Detecção histológica do conteúdo de melanina usando marcadores Fontana-Masson. A quantidade de melanina nas camadas basais da epiderme é substancialmente maior na pele preta quando comparada com a asiática e a caucasiana/branca, apesar do número de melanócitos serem, virtualmente, idênticos, mas sendo ativados em diferentes intensidades de indivíduo para indivíduo.

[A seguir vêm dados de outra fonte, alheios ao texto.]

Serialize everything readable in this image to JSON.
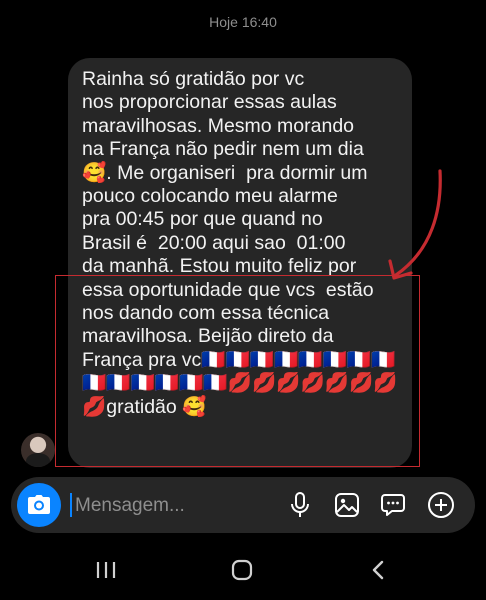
{
  "timestamp": "Hoje 16:40",
  "message": {
    "text": "Rainha só gratidão por vc\nnos proporcionar essas aulas\nmaravilhosas. Mesmo morando\nna França não pedir nem um dia\n🥰. Me organiseri  pra dormir um\npouco colocando meu alarme\npra 00:45 por que quand no\nBrasil é  20:00 aqui sao  01:00\nda manhã. Estou muito feliz por\nessa oportunidade que vcs  estão\nnos dando com essa técnica\nmaravilhosa. Beijão direto da\nFrança pra vc🇫🇷🇫🇷🇫🇷🇫🇷🇫🇷🇫🇷🇫🇷🇫🇷\n🇫🇷🇫🇷🇫🇷🇫🇷🇫🇷🇫🇷💋💋💋💋💋💋💋\n💋gratidão 🥰"
  },
  "composer": {
    "placeholder": "Mensagem..."
  },
  "icons": {
    "camera": "camera-icon",
    "mic": "microphone-icon",
    "gallery": "gallery-icon",
    "sticker": "sticker-icon",
    "add": "plus-icon",
    "recents": "recent-apps-icon",
    "home": "home-icon",
    "back": "back-icon"
  },
  "colors": {
    "accent": "#0a84ff",
    "bubble": "#262626",
    "annotation": "#c52b30"
  }
}
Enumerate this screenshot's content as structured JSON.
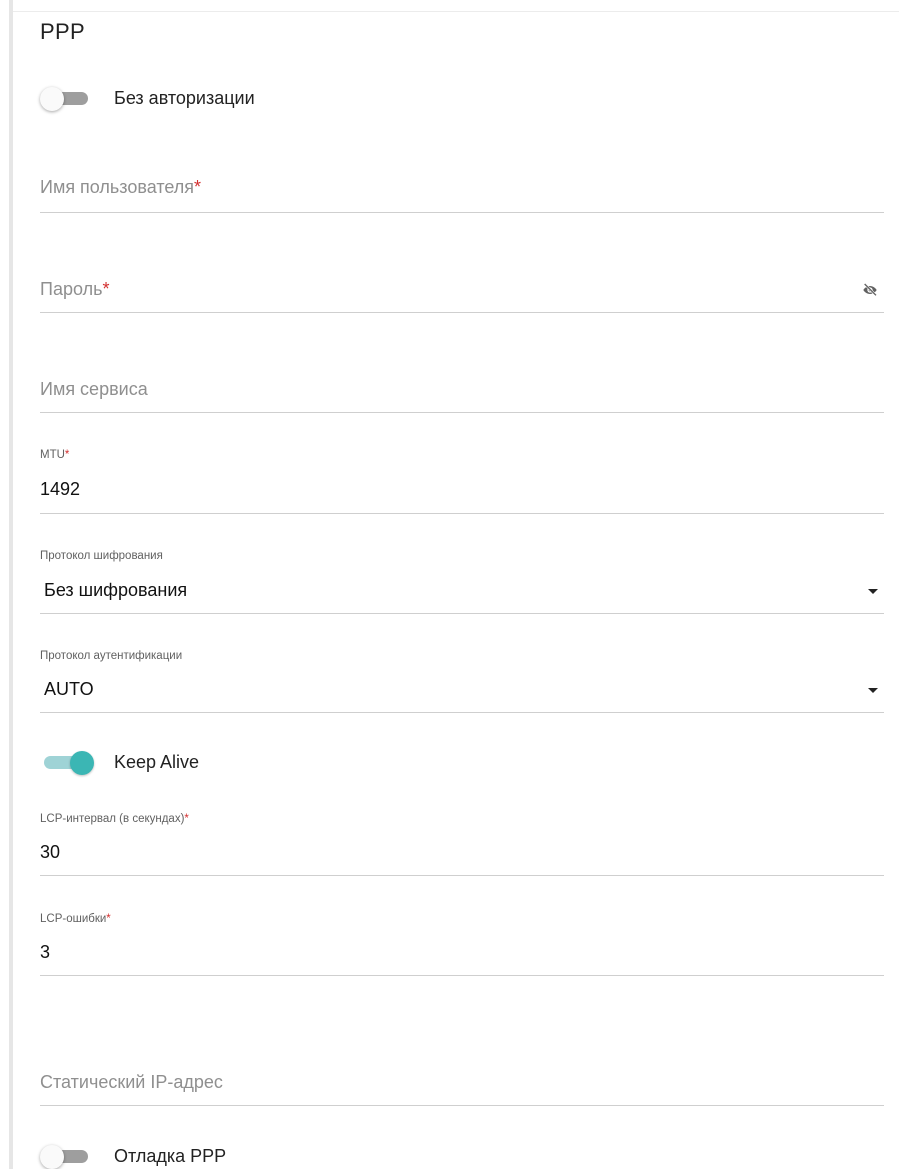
{
  "section": {
    "title": "PPP"
  },
  "no_auth_toggle": {
    "label": "Без авторизации",
    "checked": false
  },
  "username": {
    "placeholder": "Имя пользователя",
    "required_mark": "*",
    "value": ""
  },
  "password": {
    "placeholder": "Пароль",
    "required_mark": "*",
    "value": "",
    "icon": "eye-off-icon"
  },
  "service_name": {
    "placeholder": "Имя сервиса",
    "value": ""
  },
  "mtu": {
    "label": "MTU",
    "required_mark": "*",
    "value": "1492"
  },
  "encryption": {
    "label": "Протокол шифрования",
    "value": "Без шифрования",
    "icon": "caret-down-icon"
  },
  "auth_protocol": {
    "label": "Протокол аутентификации",
    "value": "AUTO",
    "icon": "caret-down-icon"
  },
  "keep_alive_toggle": {
    "label": "Keep Alive",
    "checked": true
  },
  "lcp_interval": {
    "label": "LCP-интервал (в секундах)",
    "required_mark": "*",
    "value": "30"
  },
  "lcp_failures": {
    "label": "LCP-ошибки",
    "required_mark": "*",
    "value": "3"
  },
  "static_ip": {
    "placeholder": "Статический IP-адрес",
    "value": ""
  },
  "ppp_debug_toggle": {
    "label": "Отладка PPP",
    "checked": false
  },
  "colors": {
    "accent": "#3bb6b4",
    "accent_track": "#9fd3d6",
    "required": "#d32f2f",
    "toggle_off_track": "#9e9e9e"
  }
}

          Enquanto a quantidade de melanina na pele "asiática" é ~2 vezes maior do aquela observada na pele "branca", a pele preta possui uma alta quantidade de melanina (de 3 a 6 vezes maior), bem mais eumelanina, e maiores e mais melanosomos. A pele preta acaba sendo muito mais fotoprotetora, com a epiderme associada deixando passar apenas 7,4% do UVB e 17,5% do UVA, enquanto a pele branca deixa penetrar 24% do UVB e 55% do UVA. Estudos já mostraram que indivíduos brancos possuem 70 vezes mais chances de desenvolverem um câncer de pele do que indivíduos de pele escura. E desde 1960, a incidência de CCB, CCE e melanoma entre a população branca tem aumentado a uma taxa de 5 a 8% anualmente, enquanto entre a população de pele escura tem se mantido relativamente constante. Além da eumelanina - e maior quantidade de melanina em geral -, outras diferenças morfológicas na pele preta parecem garantir maior proteção contra danos solares.

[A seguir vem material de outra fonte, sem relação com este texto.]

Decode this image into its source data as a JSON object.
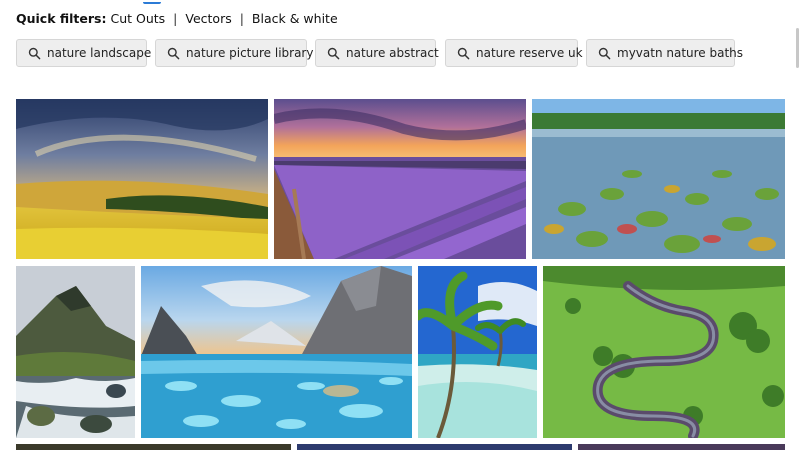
{
  "quick_filters": {
    "label": "Quick filters:",
    "links": [
      "Cut Outs",
      "Vectors",
      "Black & white"
    ],
    "separator": "|"
  },
  "related_searches": [
    {
      "label": "nature landscape",
      "icon": "search-icon"
    },
    {
      "label": "nature picture library",
      "icon": "search-icon"
    },
    {
      "label": "nature abstract",
      "icon": "search-icon"
    },
    {
      "label": "nature reserve uk",
      "icon": "search-icon"
    },
    {
      "label": "myvatn nature baths",
      "icon": "search-icon"
    }
  ],
  "images": [
    {
      "subject": "sunset over yellow rapeseed field",
      "colors": [
        "#3a4f7a",
        "#e8b64a",
        "#d7c12a"
      ]
    },
    {
      "subject": "lavender field rows at sunset",
      "colors": [
        "#6b4f9a",
        "#f29a4d",
        "#7a55b5"
      ]
    },
    {
      "subject": "lake with water lily pads",
      "colors": [
        "#6fa9e0",
        "#2f7a3a",
        "#7fb3c9"
      ]
    },
    {
      "subject": "mountain with waterfall",
      "colors": [
        "#c9cfd6",
        "#4c6b3a",
        "#dfe6ea"
      ]
    },
    {
      "subject": "glacier lagoon with turquoise ice",
      "colors": [
        "#7fb6e6",
        "#33b8e0",
        "#7c8a99"
      ]
    },
    {
      "subject": "tropical beach with palm trees",
      "colors": [
        "#2a6fd6",
        "#58a832",
        "#bfe8e6"
      ]
    },
    {
      "subject": "aerial view of meandering river through green meadow",
      "colors": [
        "#7fc24a",
        "#3b7d2a",
        "#5a4b6b"
      ]
    }
  ]
}
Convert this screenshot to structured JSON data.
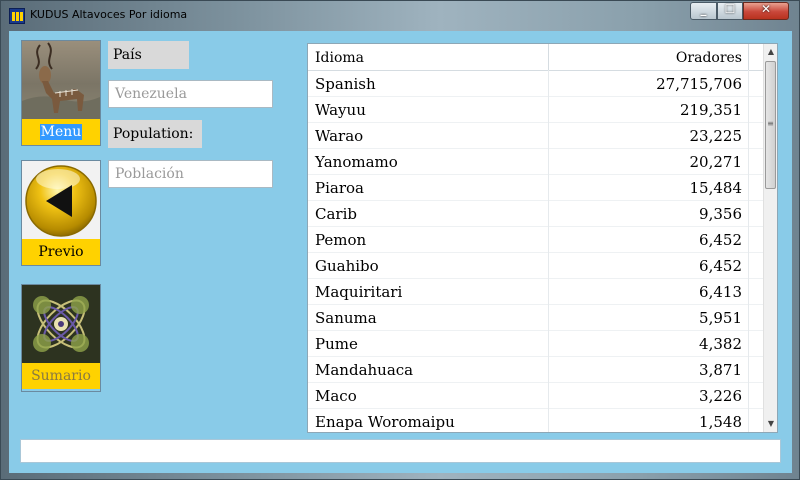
{
  "window": {
    "title": "KUDUS Altavoces Por idioma"
  },
  "controls": {
    "minimize": "_",
    "maximize": "☐",
    "close": "✕"
  },
  "nav": {
    "menu_label": "Menu",
    "previo_label": "Previo",
    "sumario_label": "Sumario"
  },
  "form": {
    "country_label": "País",
    "country_placeholder": "Venezuela",
    "population_label": "Population:",
    "population_placeholder": "Población"
  },
  "grid": {
    "columns": [
      "Idioma",
      "Oradores"
    ],
    "rows": [
      [
        "Spanish",
        "27,715,706"
      ],
      [
        "Wayuu",
        "219,351"
      ],
      [
        "Warao",
        "23,225"
      ],
      [
        "Yanomamo",
        "20,271"
      ],
      [
        "Piaroa",
        "15,484"
      ],
      [
        "Carib",
        "9,356"
      ],
      [
        "Pemon",
        "6,452"
      ],
      [
        "Guahibo",
        "6,452"
      ],
      [
        "Maquiritari",
        "6,413"
      ],
      [
        "Sanuma",
        "5,951"
      ],
      [
        "Pume",
        "4,382"
      ],
      [
        "Mandahuaca",
        "3,871"
      ],
      [
        "Maco",
        "3,226"
      ],
      [
        "Enapa Woromaipu",
        "1,548"
      ]
    ]
  },
  "status": {
    "text": ""
  },
  "colors": {
    "client_bg": "#89cbe8",
    "caption_yellow": "#ffd200",
    "selection_blue": "#3399ff"
  }
}
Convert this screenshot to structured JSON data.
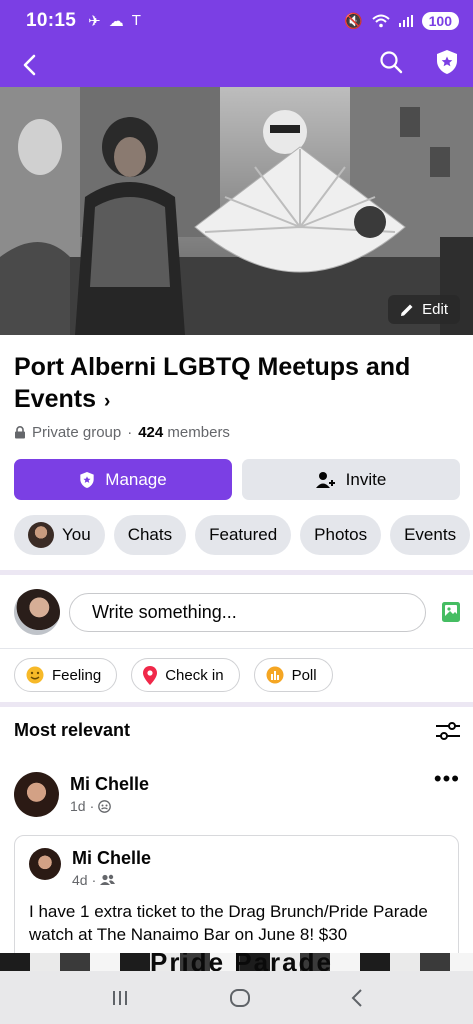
{
  "status_bar": {
    "time": "10:15",
    "battery": "100"
  },
  "cover": {
    "edit_label": "Edit"
  },
  "group": {
    "name": "Port Alberni LGBTQ Meetups and Events",
    "privacy": "Private group",
    "members_count": "424",
    "members_label": "members"
  },
  "buttons": {
    "manage": "Manage",
    "invite": "Invite"
  },
  "chips": [
    {
      "label": "You"
    },
    {
      "label": "Chats"
    },
    {
      "label": "Featured"
    },
    {
      "label": "Photos"
    },
    {
      "label": "Events"
    }
  ],
  "composer": {
    "placeholder": "Write something..."
  },
  "actions": [
    {
      "label": "Feeling",
      "icon": "smile-icon",
      "color": "#f7b928"
    },
    {
      "label": "Check in",
      "icon": "location-pin-icon",
      "color": "#f02849"
    },
    {
      "label": "Poll",
      "icon": "poll-icon",
      "color": "#f5a623"
    }
  ],
  "feed": {
    "sort_label": "Most relevant"
  },
  "post": {
    "author": "Mi Chelle",
    "time": "1d",
    "shared": {
      "author": "Mi Chelle",
      "time": "4d",
      "text": "I have 1 extra ticket to the Drag Brunch/Pride Parade watch at The Nanaimo Bar on June 8!  $30"
    }
  },
  "banner_text": "Pride Parade",
  "colors": {
    "brand": "#7b3fe4",
    "chip_bg": "#e4e6eb"
  }
}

           Somando-se ao fato de absorver de forma eficiente a radiação UVA e UVB dos raios solares, a melanina também atua como um antioxidante (combatendo os ROS) e possui a habilidade de capturar perigosos radicais. Em outras palavras, a melanina age sobre um amplo espectro de danos gerados pelo UV na pele.

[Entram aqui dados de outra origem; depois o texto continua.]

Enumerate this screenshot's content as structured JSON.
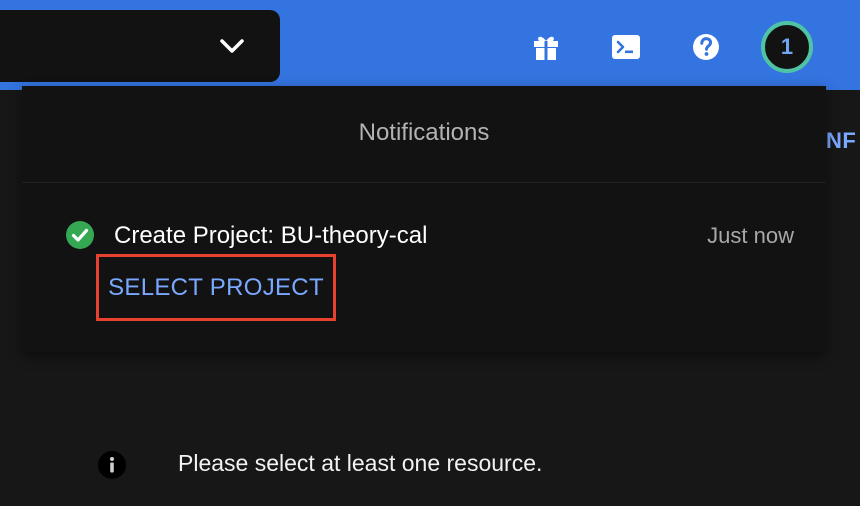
{
  "header": {
    "icons": {
      "picker": "chevron-down-icon",
      "gift": "gift-icon",
      "terminal": "terminal-icon",
      "help": "help-icon"
    },
    "avatar_label": "1",
    "colors": {
      "bar": "#3474e0",
      "avatar_ring": "#4fc4a4"
    }
  },
  "background": {
    "partial_text": "NF",
    "info_message": "Please select at least one resource."
  },
  "notifications": {
    "title": "Notifications",
    "items": [
      {
        "status_icon": "check-circle-icon",
        "text": "Create Project: BU-theory-cal",
        "time": "Just now",
        "action_label": "SELECT PROJECT"
      }
    ]
  },
  "accent": {
    "link": "#7aa7ff",
    "highlight": "#e8412f",
    "success": "#34a853"
  }
}
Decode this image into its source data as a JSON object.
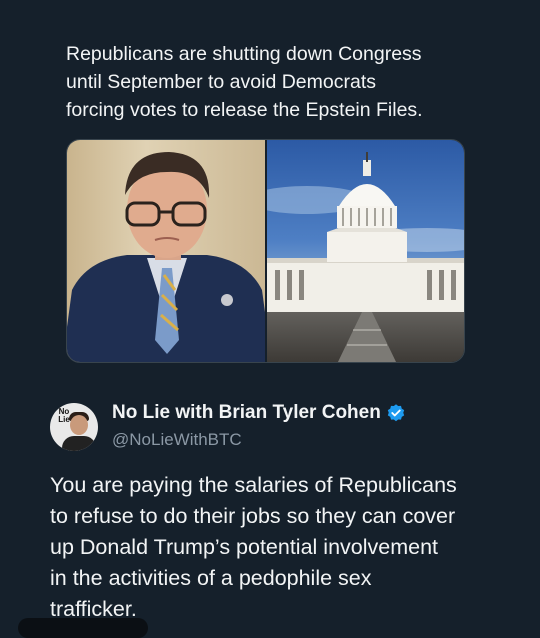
{
  "quoted_post": {
    "text": "Republicans are shutting down Congress\nuntil September to avoid Democrats\nforcing votes to release the Epstein Files."
  },
  "post": {
    "author_name": "No Lie with Brian Tyler Cohen",
    "handle": "@NoLieWithBTC",
    "avatar_logo": "No\nLie",
    "text": "You are paying the salaries of Republicans\nto refuse to do their jobs so they can cover\nup Donald Trump’s potential involvement\nin the activities of a pedophile sex\ntrafficker."
  },
  "colors": {
    "background": "#15202b",
    "text": "#e7e9ea",
    "secondary_text": "#8b98a5",
    "verified_badge": "#1d9bf0"
  },
  "icons": {
    "verified": "verified-badge-icon"
  }
}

           E a melanina não só é responsável pela cor da pele. Cabelo e a íris do olho também possuem sua coloração determinada por esse pigmento. Indivíduos que possuem ínfima ou nenhuma quantidade melanina no corpo são chamados de albinos (Para saber mais: Albinos na África: terror e medo).

           Porém, apesar dessa aparência de herói inabalável e perfeito, a melanina pode também ser um fator carcinogênico quando exposta aos danos induzidos pelo UV. Há um longo tempo esse possível efeito era debatido entre os cientistas, e um estudo publicado em 2015 na Science, confirmou a suspeita (Ref.15). No estudo, os pesquisadores mostraram que os danos no DNA causados pelo UV continuam a ser gerados horas depois de cessada a exposição, por exemplo, aos raios solares. Além dos fotoprodutos gerados imediatamente após o banho de UV na pele, as espécies reativas oxigenadas e nitrogenadas criadas principalmente pelo UVA acabam também excitando um elétron em fragmentos da melanina. Isso cria um estado quântico de tripleto que possui a energia de um fóton UV que acaba sendo transferida ao DNA, como um ataque direto do UVB, e gerando produtos mutagênicos. E esse processo foi encontrado ocorrendo até >3 horas após a exposição ao UV. A extensão e significado desses danos mediados pela melanina ainda é um ponto pouco esclarecido.

Leitura complementar:


   SINAIS DE UM CÂNCER DE PELE

          A maioria dos casos de câncer de células escamosas e células basais podem ser curados se encontrados e tratados o mais cedo possível. Até mesmo o mais agressivo melanoma pode ser frequentemente tratado efetivamente se descoberto de forma muito precoce. Por isso é importante ficar atento aos sinais na pele que podem indicar o desenvolvimento inicial de um câncer cutâneo e saber reconhecê-los, especialmente aqueles associados ao melanoma. 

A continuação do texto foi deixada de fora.